You have found your way into what (in my experience) is the greatest event and
place for change that has ever existed anywhere.  In finding yourself here I can
tell you that MIP and the Al-Anon Family Groups cannot do anything for your son
and that "God can and will if he (your son) seeks help."  We are here for you and
can show you what the disease of alcoholism has done to our lives and how we
survived and learned to live free of fear, guilt and shame in spite of it. 

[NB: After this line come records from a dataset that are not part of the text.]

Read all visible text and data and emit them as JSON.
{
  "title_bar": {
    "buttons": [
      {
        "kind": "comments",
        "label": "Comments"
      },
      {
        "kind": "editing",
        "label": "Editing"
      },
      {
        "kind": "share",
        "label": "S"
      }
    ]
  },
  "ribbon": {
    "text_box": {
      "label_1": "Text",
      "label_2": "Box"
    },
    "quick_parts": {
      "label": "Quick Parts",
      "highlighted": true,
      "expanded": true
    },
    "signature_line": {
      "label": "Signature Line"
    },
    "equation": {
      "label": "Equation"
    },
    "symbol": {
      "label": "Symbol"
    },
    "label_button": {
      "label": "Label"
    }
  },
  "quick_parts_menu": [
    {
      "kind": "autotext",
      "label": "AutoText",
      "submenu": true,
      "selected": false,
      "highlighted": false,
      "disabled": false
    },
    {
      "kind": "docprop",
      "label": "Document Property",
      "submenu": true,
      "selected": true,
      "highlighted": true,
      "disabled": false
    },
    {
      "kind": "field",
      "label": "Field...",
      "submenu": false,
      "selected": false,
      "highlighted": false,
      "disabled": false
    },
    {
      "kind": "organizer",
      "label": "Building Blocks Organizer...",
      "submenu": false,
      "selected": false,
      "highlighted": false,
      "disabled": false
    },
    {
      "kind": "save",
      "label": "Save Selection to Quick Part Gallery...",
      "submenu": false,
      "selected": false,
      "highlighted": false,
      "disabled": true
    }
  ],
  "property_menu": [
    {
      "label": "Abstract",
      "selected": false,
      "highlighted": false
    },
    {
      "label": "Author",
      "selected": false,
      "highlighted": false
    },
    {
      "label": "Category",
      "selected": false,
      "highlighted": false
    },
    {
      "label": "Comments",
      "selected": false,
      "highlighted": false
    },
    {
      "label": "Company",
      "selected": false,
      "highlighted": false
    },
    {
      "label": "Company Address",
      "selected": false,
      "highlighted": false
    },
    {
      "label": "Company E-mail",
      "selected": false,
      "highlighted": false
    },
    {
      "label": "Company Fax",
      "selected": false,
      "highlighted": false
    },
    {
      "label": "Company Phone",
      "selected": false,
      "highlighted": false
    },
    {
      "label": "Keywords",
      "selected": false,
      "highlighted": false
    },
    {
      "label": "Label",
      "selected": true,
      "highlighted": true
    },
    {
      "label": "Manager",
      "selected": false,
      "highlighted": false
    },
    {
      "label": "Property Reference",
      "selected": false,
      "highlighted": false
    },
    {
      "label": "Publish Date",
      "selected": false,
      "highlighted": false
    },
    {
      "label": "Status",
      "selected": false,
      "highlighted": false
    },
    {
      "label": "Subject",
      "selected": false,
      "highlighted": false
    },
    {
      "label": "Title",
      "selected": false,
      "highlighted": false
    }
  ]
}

Here are some of the suggestions I was given and over time followed thru on when
I first got here as a wreck...mind, body, spirit and emotions.   Get to as many
meetings of the Al-Anon Family Groups as I could in the first 90 days.  (suggestion
was 90/90 and I got to more as there were many more available) While there sit
down and listen, learn the 12 steps and 12 traditions and the slogans.  Get as
much literature as I could on the disease of alcoholism and read it all.  Learn about
and find a power greater than myself and keep and open mind about it all.  Reach
out for help from others and "ask for help" always. (hard one for me then).  
Practice, Practice, Practice what I learn.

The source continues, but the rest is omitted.